O ministro Edson Fachin pontuou que o debate sobre o vazamento de informações sobre um processo sigiloso não cabe à Justiça eleitoral.
— A questão atinente ao segredo de justiça poderão ser debatidas em outra seara. Aqui o universo é da proeminência da liberdade de informar, sob pena de, por vias atípicas, configurar forma de cerceamento. Nesse sentido, em havendo dano (de vazamento), o remédio que se dá é em outra seara. Fazer isso, neste momento, configuraria a rigor uma omissão, esta sim, de dever constitucional. Supomos que um veículo tivesse essa informação e não publicasse. (…) Não há dúvida alguma que há de prevalecer aquilo que tem proeminência na Constituição, que é a liberdade, e não a restrição — afirmou Fachin.
O ministro Alexandre de Moraes argumentou na mesma linha:
— O papel da imprensa, a liberdade de imprensa, a meu ver, não encontra limites sobre qual notícia é boa, ou ruim, se isso envolvia disputa de direito de família, societário, se foi dito em quatro paredes. Se o fato chega à imprensa, não se deve limitar o acesso do público a essas informações. Há a descrição de fatos, pouco importa a veracidade, a narrativa do fato, existiu: a ex-mulher disse — afirmou Moraes.
Os ministros OG Fernandes, Rosa Weber e Admar Gonzaga levaram em consideração o fato de Bolsonaro estar hospitalizado. Fernandes ainda questionou se, de fato, as informações deveriam vir a público. Relatou casos de outros países em que a vida privada de autoridades foi preservada.
— Eu já tive oportunidade aqui de valorizar a liberdade de expressão numa propaganda em que se apontava o mesmo candidato como autor de cenas agressivas. A minha colocação foi dizer que ‘isso que está aí não é verdade? Ele não fez? Não é público?’ Logo, é de interesse público. O que estamos a tratar é público? Não tenho nada contra a imprensa, desde convicções pessoais até o dever de obedecer a Constituição. Mas o que ocorre é que a liberdade de imprensa como um dos corolários da liberdade expressão embora possa não ter limites, há algumas ponderações que precisam ser feitas. Os fatos vieram no bojo de um momento em que o candidato estava totalmente fragilizado no hospital. Isso por si só demandaria um pouco mais de paciência com a resposta — argumentou Fernandes.

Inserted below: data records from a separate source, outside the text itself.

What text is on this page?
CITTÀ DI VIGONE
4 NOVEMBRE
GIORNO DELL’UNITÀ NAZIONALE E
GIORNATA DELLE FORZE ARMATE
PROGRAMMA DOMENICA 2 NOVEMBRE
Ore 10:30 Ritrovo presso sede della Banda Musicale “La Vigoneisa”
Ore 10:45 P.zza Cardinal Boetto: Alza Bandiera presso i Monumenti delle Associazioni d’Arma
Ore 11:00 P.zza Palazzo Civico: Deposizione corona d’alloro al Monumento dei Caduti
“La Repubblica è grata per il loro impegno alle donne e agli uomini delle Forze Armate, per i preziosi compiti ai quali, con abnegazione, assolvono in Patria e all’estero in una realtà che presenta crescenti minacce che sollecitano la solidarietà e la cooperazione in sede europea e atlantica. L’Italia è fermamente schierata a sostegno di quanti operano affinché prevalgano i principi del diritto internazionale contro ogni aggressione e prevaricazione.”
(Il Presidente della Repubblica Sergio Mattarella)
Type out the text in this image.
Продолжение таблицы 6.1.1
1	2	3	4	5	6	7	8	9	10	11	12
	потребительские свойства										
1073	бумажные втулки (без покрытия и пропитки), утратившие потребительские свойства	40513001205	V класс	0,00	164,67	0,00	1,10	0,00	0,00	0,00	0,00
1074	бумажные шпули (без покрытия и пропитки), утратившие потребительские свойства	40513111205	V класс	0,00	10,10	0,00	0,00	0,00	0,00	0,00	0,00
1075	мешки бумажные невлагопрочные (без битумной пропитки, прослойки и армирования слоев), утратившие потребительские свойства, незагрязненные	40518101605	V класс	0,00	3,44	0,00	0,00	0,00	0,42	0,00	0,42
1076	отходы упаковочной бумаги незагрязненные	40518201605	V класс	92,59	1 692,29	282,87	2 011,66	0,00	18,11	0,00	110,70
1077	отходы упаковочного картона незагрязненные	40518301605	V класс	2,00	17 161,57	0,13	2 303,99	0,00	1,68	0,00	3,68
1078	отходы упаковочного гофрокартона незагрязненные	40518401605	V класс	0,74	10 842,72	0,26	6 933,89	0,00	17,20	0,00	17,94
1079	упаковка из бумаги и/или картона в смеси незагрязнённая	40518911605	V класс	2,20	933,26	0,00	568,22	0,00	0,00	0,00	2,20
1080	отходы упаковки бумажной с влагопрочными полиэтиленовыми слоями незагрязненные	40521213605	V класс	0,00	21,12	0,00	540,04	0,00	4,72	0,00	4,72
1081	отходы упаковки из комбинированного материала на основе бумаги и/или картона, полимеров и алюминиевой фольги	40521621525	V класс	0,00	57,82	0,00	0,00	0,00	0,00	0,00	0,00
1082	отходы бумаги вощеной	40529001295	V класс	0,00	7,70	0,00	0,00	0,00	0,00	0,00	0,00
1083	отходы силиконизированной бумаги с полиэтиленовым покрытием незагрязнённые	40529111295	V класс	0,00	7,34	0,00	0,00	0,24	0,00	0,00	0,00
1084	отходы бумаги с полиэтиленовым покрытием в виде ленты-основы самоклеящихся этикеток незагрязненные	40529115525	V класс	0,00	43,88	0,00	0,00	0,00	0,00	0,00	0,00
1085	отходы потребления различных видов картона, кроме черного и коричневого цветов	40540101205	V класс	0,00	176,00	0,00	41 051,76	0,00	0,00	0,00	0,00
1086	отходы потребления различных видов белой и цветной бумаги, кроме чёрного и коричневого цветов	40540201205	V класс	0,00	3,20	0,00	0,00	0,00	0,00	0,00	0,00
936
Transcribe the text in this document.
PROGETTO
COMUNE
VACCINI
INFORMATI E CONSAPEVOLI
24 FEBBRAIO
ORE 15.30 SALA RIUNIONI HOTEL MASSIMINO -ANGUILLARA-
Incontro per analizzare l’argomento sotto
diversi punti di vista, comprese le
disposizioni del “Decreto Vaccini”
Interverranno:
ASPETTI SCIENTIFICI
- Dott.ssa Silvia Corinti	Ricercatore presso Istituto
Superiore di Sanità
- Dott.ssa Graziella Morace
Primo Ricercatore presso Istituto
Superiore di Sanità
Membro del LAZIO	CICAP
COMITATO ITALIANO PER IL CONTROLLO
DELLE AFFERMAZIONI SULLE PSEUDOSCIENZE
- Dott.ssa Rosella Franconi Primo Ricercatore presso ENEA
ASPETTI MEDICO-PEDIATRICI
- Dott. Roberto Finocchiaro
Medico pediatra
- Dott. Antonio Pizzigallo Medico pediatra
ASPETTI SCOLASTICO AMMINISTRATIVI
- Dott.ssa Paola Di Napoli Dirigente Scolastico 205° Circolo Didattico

Gonzaga também destacou a hospitalização.
— Penso que a liberdade da informação é dirigida ao cidadão. Entendo, portanto com todas as vênias, que o fato de o atingido ser surpreendido por uma matéria que lhe causa dor, que essas questões de família trazem dor à pessoa, tanto por isso que são assuntos reservados, segundo a própria lei. (…) O candidato, que estava sofrendo além da dor física, se recuperando de agressão que lhe traz instabilidade física e psicológica, qualquer um que sofre atentado desse nível tem uma instabilidade, não está, com todo respeito, em condições de atender no momento que o veiculo estabelece — disse.
Bolsonaro foi esfaqueado em 6 de setembro, em Juiz de Fora (MG), e ficou internado até o dia 29. A reportagem foi publicada um dia antes, em 28 de setembro.
Em nota, o advogado que representou a “Veja” na ação, Alexandre Fidalgo, disse que “a decisão da Corte Eleitoral está absolutamente coerente com o Estado Democrático de Direito”. “Deve ser sempre assegurado ao eleitor, o direito de receber informações a respeito do perfil e comportamento dos candidatos. Diferentemente da obra ficcional de Franz Kafka, no caso houve efetivo e real processo, tendo Veja publicado informações verdadeiras e de forma narrativa, no exercício pleno da liberdade jornalística”, disse.